Teuku Nyak Arief dan istri. Foto dikutip dari situs teungkuputeh.com.
Teuku Nyak Arief dan istrinya bernama Cut Nyak Jauhari. Sejak Indonesia diproklamirkan di Jakarta, Teuku Nyak Arief memberikan dukungan sangat serius. Foto dikutip dari situs teungkuputeh.com.

Lebih dari itu, Teuku Nyak Arief juga memasang bendera ukuran besar di kendaraannya, kemudian berkeliling Kutaraja (banda Aceh-red) memberitahu kepada khalayak bahwa Indonesia telah merdeka.

Pada Oktober 1945, Pemerintah Republik Indonesia melalui Gubernur Sumatera Mr. Teuku Muhammad Hasan mengangkat Teuku Nyak Arief sebagai Residen Aceh. Pengangkatan tersebut agak terlambat karena setelah kembali dari sidang Panitia Persiapan Kemerdekaan Indonesia (PPKI) di Jakarta pada 25 Agustus, Mr. Teuku Muhammad Hasan menghadapi kendala besar di Medan. Karena Sebagian besar kaum bangsawan Sumatera Timur sedang bersiap menyambut kedatangan Belanda.

Pada kesempatan pengangkatan Teuku Nyak Arief sebagai Residen Aceh, Teuku Muhammad Hasan juga mengangkat Teuku Muhammad Ali Panglima Polim dan sejumlah uleebalang lainnya sebagai bupati.

Dipilihnya Teuku Nyak Arief sebagai Residen Aceh, bukanlah karena mereka sama-sama dari kaum uleebalang. Mr. Muhammad Hasan telah mempertimbangkan banyak hal. Meski kala itu di Aceh Teungku Daoed Beureueh lebih popular di kalangan rakyat, tapi Teuku Nyak Arief memiliki pengetahuan luas bidang pemerintahan, politik, dan lainnya.

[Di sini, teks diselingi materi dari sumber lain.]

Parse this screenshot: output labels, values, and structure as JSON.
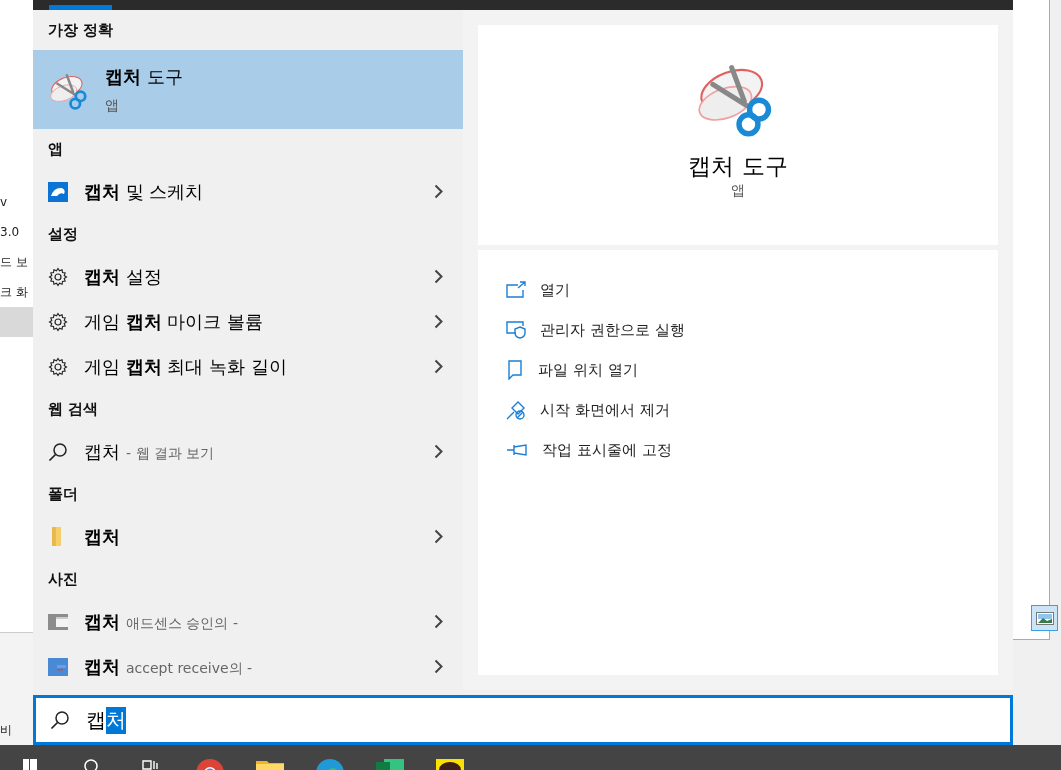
{
  "background_window": {
    "fragments": [
      "v",
      "3.0",
      "드 보",
      "크 화",
      "비"
    ]
  },
  "results": {
    "best_match": {
      "heading": "가장 정확",
      "title": "**캡처** 도구",
      "subtitle": "앱",
      "selected": true
    },
    "groups": [
      {
        "heading": "앱",
        "items": [
          {
            "kind": "app",
            "label": "**캡처** 및 스케치"
          }
        ]
      },
      {
        "heading": "설정",
        "items": [
          {
            "kind": "setting",
            "label": "**캡처** 설정"
          },
          {
            "kind": "setting",
            "label": "게임 **캡처** 마이크 볼륨"
          },
          {
            "kind": "setting",
            "label": "게임 **캡처** 최대 녹화 길이"
          }
        ]
      },
      {
        "heading": "웹 검색",
        "items": [
          {
            "kind": "web",
            "label": "캡처",
            "suffix": "- 웹 결과 보기"
          }
        ]
      },
      {
        "heading": "폴더",
        "items": [
          {
            "kind": "folder",
            "label": "캡처"
          }
        ]
      },
      {
        "heading": "사진",
        "items": [
          {
            "label": "캡처",
            "suffix": "애드센스 승인의 -"
          },
          {
            "kind": "photo-blue",
            "label": "캡처",
            "suffix": "accept receive의 -"
          }
        ]
      }
    ]
  },
  "preview": {
    "title": "캡처 도구",
    "subtitle": "앱",
    "actions": [
      {
        "kind": "open",
        "label": "열기"
      },
      {
        "kind": "admin",
        "label": "관리자 권한으로 실행"
      },
      {
        "kind": "location",
        "label": "파일 위치 열기"
      },
      {
        "kind": "unpin",
        "label": "시작 화면에서 제거"
      },
      {
        "kind": "pin",
        "label": "작업 표시줄에 고정"
      }
    ]
  },
  "search_box": {
    "text": "캡",
    "selected_text": "처"
  },
  "taskbar": {
    "apps": [
      {
        "kind": "start"
      },
      {
        "kind": "search"
      },
      {
        "kind": "taskview"
      },
      {
        "kind": "browser"
      },
      {
        "kind": "files"
      },
      {
        "kind": "edge"
      },
      {
        "kind": "sheet"
      },
      {
        "kind": "chat"
      }
    ]
  }
}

Teuku Nyak Arief juga punya rekam jejak anti-Belanda. Ia terlibat dalam pemberontakan melawan Belanda pada awal 1942.

Bila pun ada tokoh lain yang lebih layak diangkat sebagai Residen Aceh, maka ianya adalah Teuku Muhammad Ali Panglima Polim. Reputasinya sangat mentereng sebagai salah satu uleebalang anti-Belanda, dan ia juga dekat dengan kalangan agamawan Persatuan Ulama Seluruh Aceh (PUSA)—sebuah organisasi cendekiawan Islam yang modernis.

Kedudukan Residen Aceh kala itu dapat dikatakan lebih besar dari provinsi. Demikian juga Provinsi Sumatera. Mengapa? Karena setelah proklamasi kemerdekaan, Pemerintah Pusat di Jakarta tidak benar-benar mampu mengurus dirinya sendiri. Banyak yang harus lari menyelamatkan diri karena dicari oleh pasukan Sekutu dan Belanda.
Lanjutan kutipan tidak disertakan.